The following passages from MSS. and works of the day add confirmation to this letter.
A memoir on the liberties of the Gallican Church, composed by order of "Monseigneur Louis, Dauphin de France, Duc de Bourgoyne, mort en 1710," says,
"This court (Rome) continues always what it has begun, and often obliges us to retract or alter what we have judiciously and necessarily done against her. Nothing proves this better than the history of the assembly of 1682."
Adrien Baillet, writing his Démêlé de Philippe le Bel avec Boniface VIII., tells us,
"In the first variance, (between Philip and Boniface,) it was the court of Rome that gave satisfaction to that of France; in the second, (of the assembly,) it is the court of France that has just rendered satisfaction to that of Rome."
Bayle, Dictionnaire, art. "Braunbom," writes,
"France was so far from having broken with the pope, from the year 1690 to the year 1701, that she became, on the contrary, more papist. It is known, moreover, that Innocent XII. gained the day, in having things put again on their old footing in 1693."

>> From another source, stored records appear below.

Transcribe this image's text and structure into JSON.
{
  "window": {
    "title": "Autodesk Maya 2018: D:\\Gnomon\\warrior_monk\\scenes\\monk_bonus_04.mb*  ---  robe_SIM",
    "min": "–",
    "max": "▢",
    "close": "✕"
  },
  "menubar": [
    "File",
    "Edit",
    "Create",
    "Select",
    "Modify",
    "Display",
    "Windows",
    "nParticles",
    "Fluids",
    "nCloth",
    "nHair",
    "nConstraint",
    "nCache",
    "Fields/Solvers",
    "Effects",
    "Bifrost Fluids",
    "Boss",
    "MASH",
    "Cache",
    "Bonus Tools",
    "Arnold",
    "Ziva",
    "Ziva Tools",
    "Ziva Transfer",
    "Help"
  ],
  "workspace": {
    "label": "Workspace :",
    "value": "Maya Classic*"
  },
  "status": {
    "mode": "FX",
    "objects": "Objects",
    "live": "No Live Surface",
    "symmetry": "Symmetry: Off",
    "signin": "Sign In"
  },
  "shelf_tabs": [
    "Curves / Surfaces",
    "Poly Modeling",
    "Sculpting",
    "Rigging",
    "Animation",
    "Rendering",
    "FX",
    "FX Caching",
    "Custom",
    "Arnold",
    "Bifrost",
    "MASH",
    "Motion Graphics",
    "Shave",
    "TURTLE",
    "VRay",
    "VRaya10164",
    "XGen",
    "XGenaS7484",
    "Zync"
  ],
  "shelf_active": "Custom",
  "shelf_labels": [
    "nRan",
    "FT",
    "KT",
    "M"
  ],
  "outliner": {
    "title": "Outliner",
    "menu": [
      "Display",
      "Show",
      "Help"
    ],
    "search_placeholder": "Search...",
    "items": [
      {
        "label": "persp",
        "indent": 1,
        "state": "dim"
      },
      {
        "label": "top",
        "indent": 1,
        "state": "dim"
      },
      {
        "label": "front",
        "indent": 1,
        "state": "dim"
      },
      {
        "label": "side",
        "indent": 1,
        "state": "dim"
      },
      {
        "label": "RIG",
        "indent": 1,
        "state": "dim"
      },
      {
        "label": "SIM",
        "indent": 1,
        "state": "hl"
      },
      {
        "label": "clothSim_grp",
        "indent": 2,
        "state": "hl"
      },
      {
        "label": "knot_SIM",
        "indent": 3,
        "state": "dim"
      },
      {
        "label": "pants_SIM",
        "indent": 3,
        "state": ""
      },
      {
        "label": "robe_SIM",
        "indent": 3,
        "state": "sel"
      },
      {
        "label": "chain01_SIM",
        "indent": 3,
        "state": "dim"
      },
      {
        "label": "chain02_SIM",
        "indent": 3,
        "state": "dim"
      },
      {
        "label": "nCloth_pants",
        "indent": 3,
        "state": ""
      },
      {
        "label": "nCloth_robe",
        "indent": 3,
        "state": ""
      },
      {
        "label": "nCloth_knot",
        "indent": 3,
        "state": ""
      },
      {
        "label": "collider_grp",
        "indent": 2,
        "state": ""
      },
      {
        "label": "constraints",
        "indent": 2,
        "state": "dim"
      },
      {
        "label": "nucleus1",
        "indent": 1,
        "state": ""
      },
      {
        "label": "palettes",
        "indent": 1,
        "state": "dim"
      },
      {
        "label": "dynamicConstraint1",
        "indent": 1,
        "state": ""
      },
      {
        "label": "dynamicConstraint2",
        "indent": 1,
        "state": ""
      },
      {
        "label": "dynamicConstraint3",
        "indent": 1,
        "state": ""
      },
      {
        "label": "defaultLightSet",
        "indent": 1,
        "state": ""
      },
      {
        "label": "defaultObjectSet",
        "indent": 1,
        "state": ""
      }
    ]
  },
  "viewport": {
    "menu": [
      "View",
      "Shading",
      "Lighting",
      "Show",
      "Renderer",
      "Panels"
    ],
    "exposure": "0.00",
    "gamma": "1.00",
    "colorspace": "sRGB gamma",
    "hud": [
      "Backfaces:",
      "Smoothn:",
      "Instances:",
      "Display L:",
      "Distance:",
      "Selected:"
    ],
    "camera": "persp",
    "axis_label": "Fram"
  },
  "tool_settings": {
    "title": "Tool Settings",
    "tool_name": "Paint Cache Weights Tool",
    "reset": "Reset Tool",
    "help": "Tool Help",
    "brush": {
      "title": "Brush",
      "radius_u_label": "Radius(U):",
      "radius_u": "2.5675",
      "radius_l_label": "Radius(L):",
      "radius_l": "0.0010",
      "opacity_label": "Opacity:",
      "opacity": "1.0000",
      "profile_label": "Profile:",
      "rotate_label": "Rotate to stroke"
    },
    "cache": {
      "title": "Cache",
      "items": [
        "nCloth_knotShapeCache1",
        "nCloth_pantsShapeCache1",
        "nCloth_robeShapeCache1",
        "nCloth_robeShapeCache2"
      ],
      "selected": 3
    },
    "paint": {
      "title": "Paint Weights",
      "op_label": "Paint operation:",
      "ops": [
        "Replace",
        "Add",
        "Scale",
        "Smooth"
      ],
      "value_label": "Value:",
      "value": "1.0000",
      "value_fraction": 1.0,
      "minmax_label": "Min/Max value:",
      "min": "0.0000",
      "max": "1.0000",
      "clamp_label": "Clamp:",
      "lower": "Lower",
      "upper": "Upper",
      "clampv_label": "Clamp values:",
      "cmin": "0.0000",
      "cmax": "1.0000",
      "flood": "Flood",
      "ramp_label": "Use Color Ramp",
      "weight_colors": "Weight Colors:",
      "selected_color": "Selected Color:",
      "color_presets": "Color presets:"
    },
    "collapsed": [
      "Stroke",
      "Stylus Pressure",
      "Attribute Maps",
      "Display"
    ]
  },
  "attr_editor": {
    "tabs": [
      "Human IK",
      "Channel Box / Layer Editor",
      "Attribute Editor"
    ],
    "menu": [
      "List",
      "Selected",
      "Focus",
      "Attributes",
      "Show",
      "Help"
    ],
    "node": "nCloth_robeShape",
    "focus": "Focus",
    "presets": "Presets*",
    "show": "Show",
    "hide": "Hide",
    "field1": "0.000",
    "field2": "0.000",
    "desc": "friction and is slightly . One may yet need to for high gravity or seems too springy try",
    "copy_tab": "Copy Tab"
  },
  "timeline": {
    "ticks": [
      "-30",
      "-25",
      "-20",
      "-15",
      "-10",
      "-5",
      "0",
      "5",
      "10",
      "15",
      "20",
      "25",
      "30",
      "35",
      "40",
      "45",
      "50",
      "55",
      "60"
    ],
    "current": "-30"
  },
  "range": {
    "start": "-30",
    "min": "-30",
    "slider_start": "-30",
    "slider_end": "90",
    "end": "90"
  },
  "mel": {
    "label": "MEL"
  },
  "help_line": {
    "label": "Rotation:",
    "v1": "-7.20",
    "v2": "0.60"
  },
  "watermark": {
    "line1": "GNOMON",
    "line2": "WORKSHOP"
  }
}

We have tried to give the substance of M. Gérin's work. We feel that we have given but a meagre idea of it. Still, this much is evident from what we have written, that the doctrine known as Gallican was not the doctrine of the French clergy. That it afterward became so, in great part was owing undoubtedly to the influence of the assembly of 1682, and of those who in high positions lent their aid to its propagation among the rising generation of students. They, early imbued with these maxims, were far less to blame than the men who first broached such principles. Let us hope that the comparatively few who hold to these opinions, seeing the origin of what they profess, will understand the worthlessness of them, and unite with the universal church in professing belief in the infallibility of the See of Peter.